6.4.5. Evaluate Other Reports and Adjust Settings Accordingly

Difficulty Packing Design

In the Fitter Resource Section, under the Resource Usage Summary, review the Difficulty Packing Design report. The Difficulty Packing Design report details the effort level (low, medium, or high) of the Fitter to fit the design into the device, partition, and Logic Lock region.

As the effort level of Difficulty Packing Design increases, timing closure gets harder. Going from medium to high can result in significant drop in performance or increase in compile time. Consider reducing logic to reduce packing difficulty.

Review Ignored Assignments

The Compilation Report includes details of any assignments that the Fitter ignores. The Fitter may ignore assignments if they refer to nodes names that change, but assignments are not updated accordingly. Make sure that the Fitter is not ignoring any valid assignments.

Review Non-Default Settings

The Synthesis and Fitter reports list all settings set to a non-default value during the compilation. Review the non-default settings to ensure benefit.

Review the Design Floorplan

Use the Chip Planner for reviewing placement. You can use the Chip Planner to locate hierarchical entities, using colors for each located entity in the floorplan. Look for logic that seems out of place, based on where you expect it to be

For example, logic that interfaces with I/Os should be close to the I/Os, and logic that interfaces with an IP or memory should be close to the IP or memory.

Figure 20. Floorplan with Color-Coded Entities

The following notes describe use of the visualization in Floorplan with Color-Coded Entities:

  • The green block is spread apart. Check to see if those paths are failing timing, and if so, what connects to that module that could affect placement.
  • The blue and aqua blocks are spread out and mixed together. Check if connections between the two modules contribute to this.
  • The pink logic at the bottom must interface with I/Os at the bottom edge. Check fan-in and fan-out of a highlighted module by using the buttons on the task bar. Look for signals that go a long way across the chip and see if they are contributing to timing failures.
  • Check global signal usage for signals that affect logic placement, and verify if the Fitter placed logic feeding a global buffer close to the buffer and away from related logic. Use settings like high fan-out on non-global resource to pull logic together.
  • Check for routing congestion. The Fitter spreads out logic in highly congested areas, making the design harder to route.

Adjust Placement Effort

You can increase the Assignments > Settings > Compiler Settings > Advanced Settings (Fitter) > Placement Effort Multiplier value to spend additional compilation time and effort in Place stage of the Fitter.
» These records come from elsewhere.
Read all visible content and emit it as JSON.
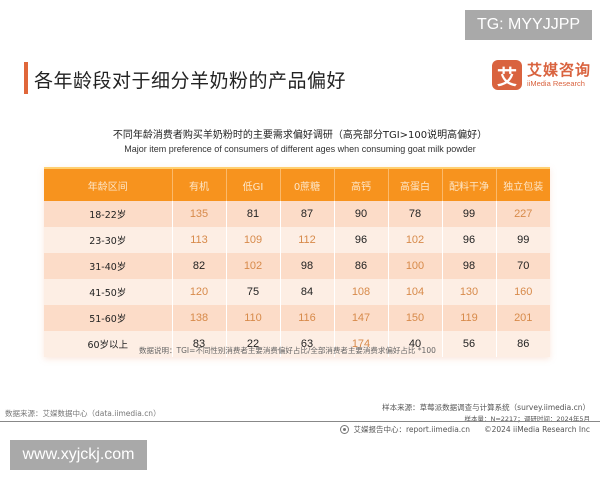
{
  "watermark_top": "TG: MYYJJPP",
  "watermark_bottom": "www.xyjckj.com",
  "header": {
    "title": "各年龄段对于细分羊奶粉的产品偏好",
    "logo_mark": "艾",
    "logo_cn": "艾媒咨询",
    "logo_en": "iiMedia Research",
    "accent_color": "#e0673a"
  },
  "chart_data": {
    "type": "table",
    "title": "不同年龄消费者购买羊奶粉时的主要需求偏好调研（高亮部分TGI>100说明高偏好）",
    "subtitle": "Major item preference of consumers of different ages when consuming goat milk powder",
    "columns": [
      "年龄区间",
      "有机",
      "低GI",
      "0蔗糖",
      "高钙",
      "高蛋白",
      "配料干净",
      "独立包装"
    ],
    "rows": [
      {
        "age": "18-22岁",
        "values": [
          135,
          81,
          87,
          90,
          78,
          99,
          227
        ]
      },
      {
        "age": "23-30岁",
        "values": [
          113,
          109,
          112,
          96,
          102,
          96,
          99
        ]
      },
      {
        "age": "31-40岁",
        "values": [
          82,
          102,
          98,
          86,
          100,
          98,
          70
        ]
      },
      {
        "age": "41-50岁",
        "values": [
          120,
          75,
          84,
          108,
          104,
          130,
          160
        ]
      },
      {
        "age": "51-60岁",
        "values": [
          138,
          110,
          116,
          147,
          150,
          119,
          201
        ]
      },
      {
        "age": "60岁以上",
        "values": [
          83,
          22,
          63,
          174,
          40,
          56,
          86
        ]
      }
    ],
    "highlight_rule": "TGI>100 (highlighted; 100 also shown highlighted in 31-40岁 高蛋白)",
    "header_color": "#f7931e",
    "highlight_color": "#d78a4a",
    "row_colors": [
      "#fcdcc8",
      "#fdeee4"
    ]
  },
  "note": "数据说明：TGI=不同性别消费者主要消费偏好占比/全部消费者主要消费求偏好占比 *100",
  "footer": {
    "source_left": "数据来源：艾媒数据中心（data.iimedia.cn）",
    "source_right": "样本来源：草莓派数据调查与计算系统（survey.iimedia.cn）",
    "sample_info": "样本量：N=2217；调研时间：2024年5月",
    "report_center": "艾媒报告中心：report.iimedia.cn",
    "copyright": "©2024  iiMedia Research  Inc"
  }
}
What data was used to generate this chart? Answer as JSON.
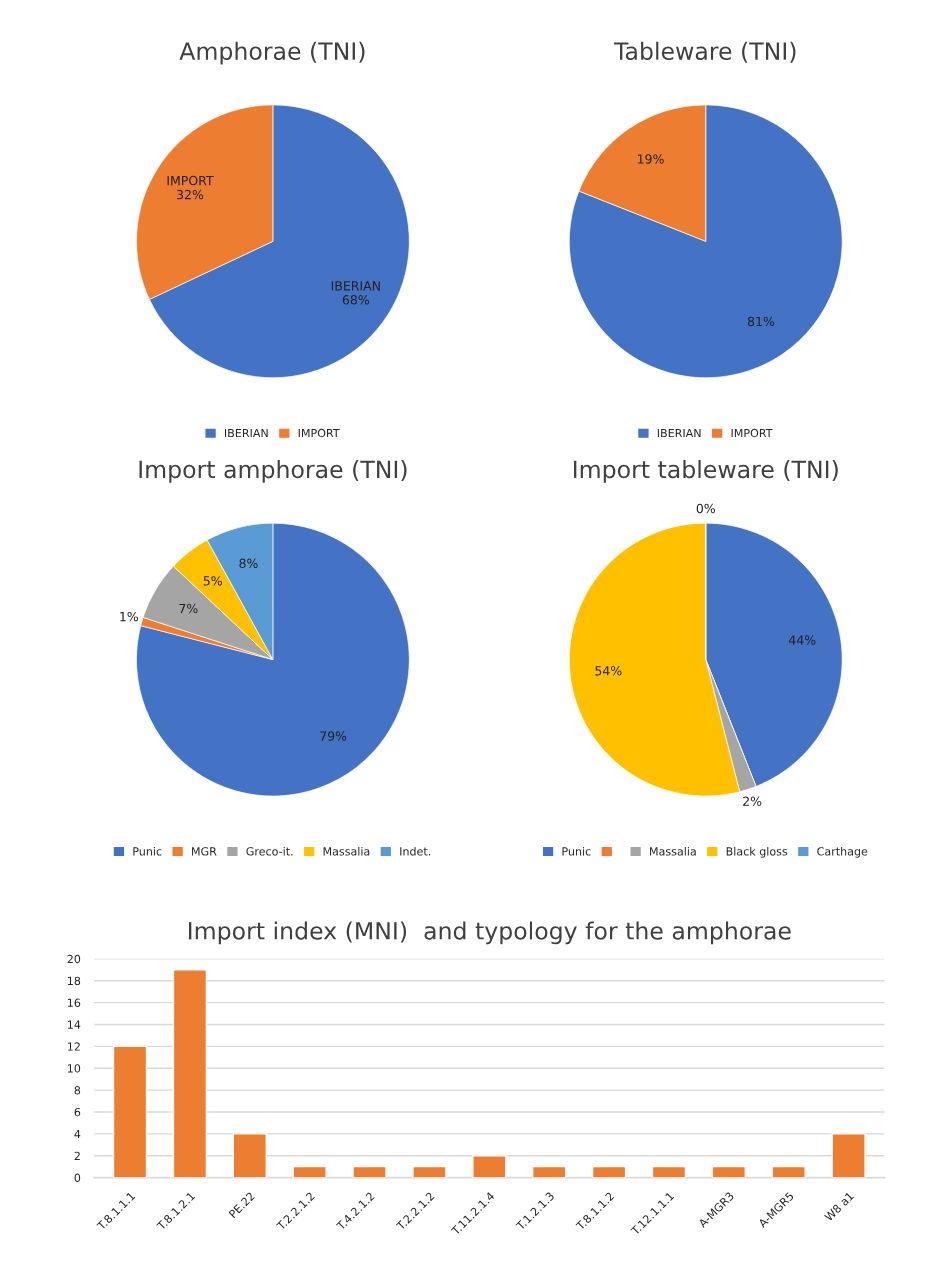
{
  "chart_data": [
    {
      "type": "pie",
      "title": "Amphorae (TNI)",
      "categories": [
        "IBERIAN",
        "IMPORT"
      ],
      "values": [
        68,
        32
      ],
      "colors": [
        "#4472c4",
        "#ed7d31"
      ],
      "value_labels": [
        "IBERIAN\n68%",
        "IMPORT\n32%"
      ],
      "legend": "bottom"
    },
    {
      "type": "pie",
      "title": "Tableware (TNI)",
      "categories": [
        "IBERIAN",
        "IMPORT"
      ],
      "values": [
        81,
        19
      ],
      "colors": [
        "#4472c4",
        "#ed7d31"
      ],
      "value_labels": [
        "81%",
        "19%"
      ],
      "legend": "bottom"
    },
    {
      "type": "pie",
      "title": "Import amphorae (TNI)",
      "categories": [
        "Punic",
        "MGR",
        "Greco-it.",
        "Massalia",
        "Indet."
      ],
      "values": [
        79,
        1,
        7,
        5,
        8
      ],
      "colors": [
        "#4472c4",
        "#ed7d31",
        "#a5a5a5",
        "#ffc000",
        "#5b9bd5"
      ],
      "value_labels": [
        "79%",
        "1%",
        "7%",
        "5%",
        "8%"
      ],
      "legend": "bottom"
    },
    {
      "type": "pie",
      "title": "Import tableware (TNI)",
      "categories": [
        "Punic",
        null,
        "Massalia",
        "Black gloss",
        "Carthage"
      ],
      "values": [
        44,
        0,
        2,
        54,
        0
      ],
      "colors": [
        "#4472c4",
        "#ed7d31",
        "#a5a5a5",
        "#ffc000",
        "#5b9bd5"
      ],
      "value_labels": [
        "44%",
        null,
        "2%",
        "54%",
        "0%"
      ],
      "legend": "bottom"
    },
    {
      "type": "bar",
      "title": "Import index (MNI)  and typology for the amphorae",
      "categories": [
        "T.8.1.1.1",
        "T.8.1.2.1",
        "PE.22",
        "T.2.2.1.2",
        "T.4.2.1.2",
        "T.2.2.1.2",
        "T.11.2.1.4",
        "T.1.2.1.3",
        "T.8.1.1.2",
        "T.12.1.1.1",
        "A-MGR3",
        "A-MGR5",
        "W8 a1"
      ],
      "values": [
        12,
        19,
        4,
        1,
        1,
        1,
        2,
        1,
        1,
        1,
        1,
        1,
        4
      ],
      "color": "#ed7d31",
      "ylim": [
        0,
        20
      ],
      "yticks": [
        0,
        2,
        4,
        6,
        8,
        10,
        12,
        14,
        16,
        18,
        20
      ],
      "grid": "y"
    }
  ]
}
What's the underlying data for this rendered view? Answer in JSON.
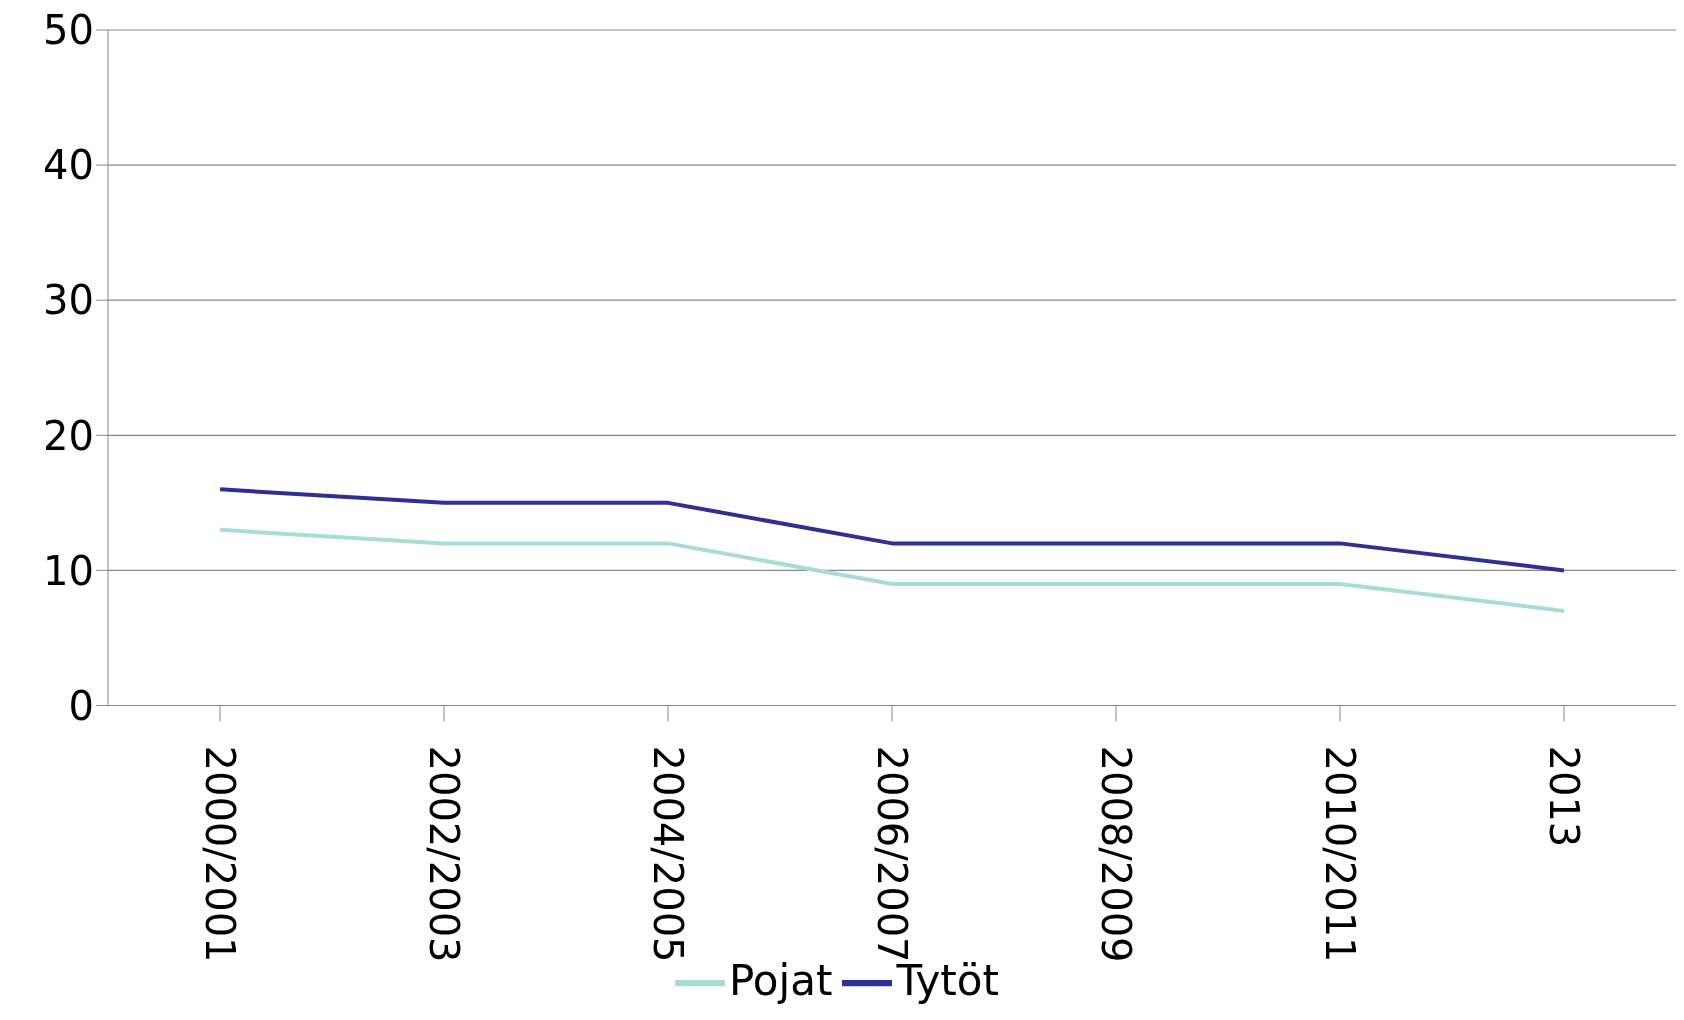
{
  "chart_data": {
    "type": "line",
    "categories": [
      "2000/2001",
      "2002/2003",
      "2004/2005",
      "2006/2007",
      "2008/2009",
      "2010/2011",
      "2013"
    ],
    "series": [
      {
        "name": "Pojat",
        "color": "#a8dcd9",
        "values": [
          13,
          12,
          12,
          9,
          9,
          9,
          7
        ]
      },
      {
        "name": "Tytöt",
        "color": "#2e3192",
        "values": [
          16,
          15,
          15,
          12,
          12,
          12,
          10
        ]
      }
    ],
    "ylim": [
      0,
      50
    ],
    "yticks": [
      0,
      10,
      20,
      30,
      40,
      50
    ],
    "grid": "y",
    "legend": "bottom"
  }
}
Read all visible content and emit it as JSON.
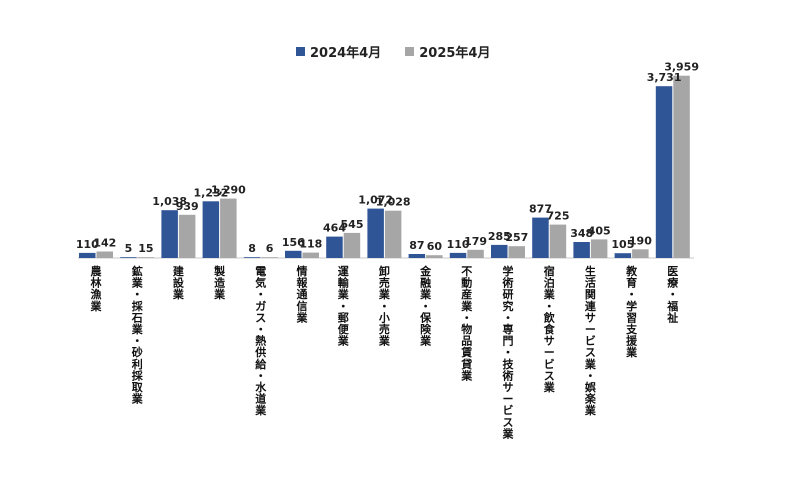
{
  "chart_data": {
    "type": "bar",
    "title": "",
    "xlabel": "",
    "ylabel": "",
    "ylim": [
      0,
      4300
    ],
    "grid": false,
    "legend_position": "top",
    "categories": [
      "農林漁業",
      "鉱業・採石業・砂利採取業",
      "建設業",
      "製造業",
      "電気・ガス・熱供給・水道業",
      "情報通信業",
      "運輸業・郵便業",
      "卸売業・小売業",
      "金融業・保険業",
      "不動産業・物品賃貸業",
      "学術研究・専門・技術サービス業",
      "宿泊業・飲食サービス業",
      "生活関連サービス業・娯楽業",
      "教育・学習支援業",
      "医療・福祉"
    ],
    "series": [
      {
        "name": "2024年4月",
        "color": "#2f5597",
        "values": [
          110,
          5,
          1038,
          1232,
          8,
          156,
          464,
          1072,
          87,
          110,
          285,
          877,
          348,
          105,
          3731
        ],
        "labels": [
          "110",
          "5",
          "1,038",
          "1,232",
          "8",
          "156",
          "464",
          "1,072",
          "87",
          "110",
          "285",
          "877",
          "348",
          "105",
          "3,731"
        ]
      },
      {
        "name": "2025年4月",
        "color": "#a6a6a6",
        "values": [
          142,
          15,
          939,
          1290,
          6,
          118,
          545,
          1028,
          60,
          179,
          257,
          725,
          405,
          190,
          3959
        ],
        "labels": [
          "142",
          "15",
          "939",
          "1,290",
          "6",
          "118",
          "545",
          "1,028",
          "60",
          "179",
          "257",
          "725",
          "405",
          "190",
          "3,959"
        ]
      }
    ]
  }
}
Adjust the multiplier after reviewing and optimizing other settings and RTL. Try an increased value, up to 4, and reset to default if performance or compile time does not improve.

Adjust Fitter Effort

Fitter Optimization mode settings allow you to specify whether the Compiler focuses optimization efforts for performance, resource utilization, power, or compile times.

By default, the Fitter Optimization mode is set to Balanced (Normal flow) mode, which reduces Fitter effort and compilation time as soon as timing requirements are met. You can optionally select another Optimization mode to target performance, area, routability, power, or compile time.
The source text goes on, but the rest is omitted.